Born in 1974, Robbert Weide was primarily inspired by the 1990s growing up. A group of artists working in the United Kingdom, who came to be known as the YBAs, or Young British Artists, defined the artistic culture of the 1990s. Affiliated loosely by their age and nationality, they were a diverse group of practitioners. A number of the YBAs attended the Royal College of Art and Goldsmiths in London, and were favoured by the ‘super collector’ of the time, Charles Saatchi. The most well known member of the group is Damien Hirst, and other members included Chris Ofili, Tracey Emin, Marc Quinn, Gavin Turk, Sarah Lucas and Sam Taylor-Johnson (née Sam Taylor-Wood).
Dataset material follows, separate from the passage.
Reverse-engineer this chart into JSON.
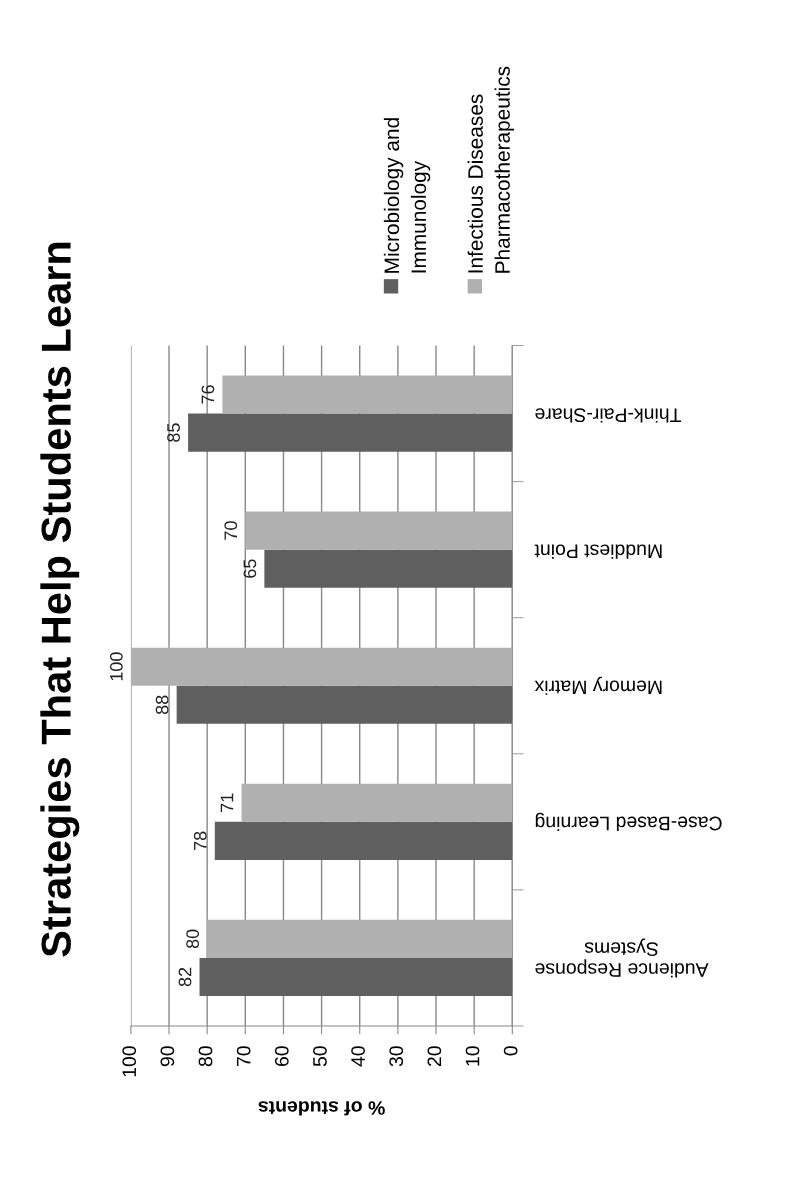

The YBAs became famous for their use of shock tactics and sensationalism, alongside their use of throwaway materials, wild lifestyles and an outlook that was defiant yet entrepreneurial. Due to the large amount of media coverage that they garnered, they dominated British art during the 1990s, and their work was epitomised in the group show ‘Sensation’. Relational Aesthetics, a term coined by curator Nicholas Bourriaud to describe the act of creating art based on human relations and their social context, became a central idea in the 1990s. Works by artists like Douglas Gordon, Gillian Wearing, Philippe Parenno and Liam Gillick were described as significant artists who worked to this idea.